幼い頃から精神障害を抱える母を支えてきた私、そして老々介護 -2ページ目
今日は、私の「完全勝利」の記録をここに残させてください。
綿密に立てた作戦が見事にはまり、心の中で「よっしゃー!!!」と100回くらいガッツポーズを叫んだ、最高にスカッとしたお話です。
ミッションの舞台は、実家の父の「介護保険更新」のための、主治医の意見書もらい。
実は、この担当医の先生がなかなかのクセ者なのです。
1年前の苦い記憶
あれは1年前、初めて意見書をお願いしに行ったときのこと。
家ではあんなに「ないない攻撃」を連発して困らせてくる父ですが、若い頃から診てもらっている先生の前に出ると、シャキッと普通に見えてしまう。
そのため先生も「え? どこが困ってるの?」というスタンスで、なかなか意見書を書いてもらえず本当に苦労したのです。
あの時は姉が交渉に行ってくれたのですが、先生にあれこれ言われて、なんと泣かされて帰ってくる始末……(涙)。
それくらい難攻不落なボス(先生)なのです。
だからこそ、今回の私は戦闘モード全開。
実家に向かう車内で、お守りのように心の中でこう唱えていました。
「私は女優。私は女優……! 何を言われても動じない、完璧な娘を演じきるのよ!」
女優、診察室へ。
完璧な二段構え作戦
いざ、診察室のドアを開けて先生と対面。
ここから、私が練りに練った「二段構え作戦」の幕が開きます。
【第1段階:褒めちぎりの術】
「先生、前回先生が素晴らしい意見書を書いてくださったおかげで、無事に要支援1が取れたんです!

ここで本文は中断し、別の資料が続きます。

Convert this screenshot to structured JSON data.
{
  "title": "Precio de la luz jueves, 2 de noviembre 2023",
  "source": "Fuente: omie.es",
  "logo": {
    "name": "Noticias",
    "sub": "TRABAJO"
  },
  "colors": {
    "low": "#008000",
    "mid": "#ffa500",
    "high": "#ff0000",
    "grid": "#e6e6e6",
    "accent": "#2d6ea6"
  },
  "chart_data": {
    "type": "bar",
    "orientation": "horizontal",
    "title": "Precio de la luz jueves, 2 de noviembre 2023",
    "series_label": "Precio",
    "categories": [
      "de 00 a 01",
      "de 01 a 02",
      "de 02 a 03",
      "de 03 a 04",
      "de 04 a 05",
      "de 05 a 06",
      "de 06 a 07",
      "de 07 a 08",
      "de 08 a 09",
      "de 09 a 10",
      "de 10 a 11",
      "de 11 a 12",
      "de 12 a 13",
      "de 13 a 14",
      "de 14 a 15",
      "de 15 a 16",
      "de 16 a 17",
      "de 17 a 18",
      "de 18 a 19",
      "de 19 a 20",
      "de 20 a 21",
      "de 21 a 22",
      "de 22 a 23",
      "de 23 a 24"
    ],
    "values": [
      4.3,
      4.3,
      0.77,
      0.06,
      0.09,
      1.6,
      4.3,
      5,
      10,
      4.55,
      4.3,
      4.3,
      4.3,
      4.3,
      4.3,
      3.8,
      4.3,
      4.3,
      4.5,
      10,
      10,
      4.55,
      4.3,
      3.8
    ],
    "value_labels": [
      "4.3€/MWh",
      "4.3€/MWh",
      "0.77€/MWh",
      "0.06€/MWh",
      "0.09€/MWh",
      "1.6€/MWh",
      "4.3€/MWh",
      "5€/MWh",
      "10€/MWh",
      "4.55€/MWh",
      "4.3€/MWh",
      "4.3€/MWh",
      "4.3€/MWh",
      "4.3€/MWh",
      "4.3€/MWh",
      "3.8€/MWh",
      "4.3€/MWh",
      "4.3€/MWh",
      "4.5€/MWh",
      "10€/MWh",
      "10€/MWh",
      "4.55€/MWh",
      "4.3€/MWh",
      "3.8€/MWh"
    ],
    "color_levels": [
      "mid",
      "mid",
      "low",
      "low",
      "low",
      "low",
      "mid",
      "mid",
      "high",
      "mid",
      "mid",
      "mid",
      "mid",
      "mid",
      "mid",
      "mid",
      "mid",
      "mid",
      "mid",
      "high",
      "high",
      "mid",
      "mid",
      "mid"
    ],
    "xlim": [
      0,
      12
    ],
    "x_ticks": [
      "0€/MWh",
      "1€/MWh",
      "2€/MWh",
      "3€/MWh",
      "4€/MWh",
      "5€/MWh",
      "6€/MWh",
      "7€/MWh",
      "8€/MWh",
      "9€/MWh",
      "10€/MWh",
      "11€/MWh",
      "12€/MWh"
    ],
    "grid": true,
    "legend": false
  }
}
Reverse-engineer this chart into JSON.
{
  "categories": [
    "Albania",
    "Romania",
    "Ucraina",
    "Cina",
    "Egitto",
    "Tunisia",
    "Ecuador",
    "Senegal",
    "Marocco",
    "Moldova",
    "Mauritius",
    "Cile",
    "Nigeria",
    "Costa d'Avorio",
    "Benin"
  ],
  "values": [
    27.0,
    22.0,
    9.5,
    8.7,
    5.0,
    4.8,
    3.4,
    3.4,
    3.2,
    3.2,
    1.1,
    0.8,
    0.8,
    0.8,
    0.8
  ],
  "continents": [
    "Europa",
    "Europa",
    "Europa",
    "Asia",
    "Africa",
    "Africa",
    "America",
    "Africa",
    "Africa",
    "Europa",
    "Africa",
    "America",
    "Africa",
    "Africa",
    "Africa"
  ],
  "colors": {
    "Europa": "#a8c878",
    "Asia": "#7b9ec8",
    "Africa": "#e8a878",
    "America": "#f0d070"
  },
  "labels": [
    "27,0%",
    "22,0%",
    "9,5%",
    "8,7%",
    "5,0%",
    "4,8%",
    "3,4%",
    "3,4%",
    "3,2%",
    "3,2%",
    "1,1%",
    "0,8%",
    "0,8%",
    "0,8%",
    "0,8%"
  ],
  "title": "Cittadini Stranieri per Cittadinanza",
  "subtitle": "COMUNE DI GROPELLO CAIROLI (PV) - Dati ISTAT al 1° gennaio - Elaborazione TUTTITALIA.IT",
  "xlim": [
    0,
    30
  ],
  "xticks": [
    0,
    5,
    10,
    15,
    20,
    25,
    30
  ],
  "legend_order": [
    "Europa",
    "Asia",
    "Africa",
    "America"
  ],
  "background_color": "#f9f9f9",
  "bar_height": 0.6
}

玄関の階段に念願の手すりをつけることができて、本当に、本当に助かりました……!(満面感謝の笑み)」
まずは、先生のプライドをこれでもかと刺激し、味方につけます。
【第2段階:すかさず現実の畳み掛け】
先生が「お、おう、そうか」と良い気分になった一瞬の隙を見逃さず、すかさず本題をトドメのように投入!
「でも先生、やっぱり最近、一段と足腰が弱くなってきてしまって……。
本当に転びやすくなってきて、家族としてもすごく心配なんです……!」
前回の成果を褒めつつ、今の困りごとを流れるように伝えるプロの演技。
すると……。
「よし、分かった。じゃあ今回もちゃんと書いておくからね」
なんと!今回は意地悪を言われることもなく、すんなり、めちゃくちゃ気持ちよく聞き入れてくれたのです……!!!
診察室を出た瞬間、ガッツポーズが出そうになるのを必死に抑えました。
「勝った……。今日は私の圧勝だーーー!!!」
お姉ちゃんの敵(かたき)を、見事なプレゼン能力で討ち取った気分でした(笑)。
計画を立てれば、未来は変わる!
毎日毎日、予期せぬトラブルや「ないない攻撃」に振り回されてばかりの介護生活。
でも、こうして自分で「よし、こう攻めよう!」と計画を立てて、それが100%思い通りに進んだときの爽快感は、何物にも変えられません。
お父さんの更新手続き、まずは最初の大きな関門を突破です!
この調子で、次の訪問調査も「名女優」として、ガッチリ同席してこようと思います。
実家ミッションを戦っている全国の皆さん、時には「女優」になりきる作戦、めちゃくちゃオススメですよーーー!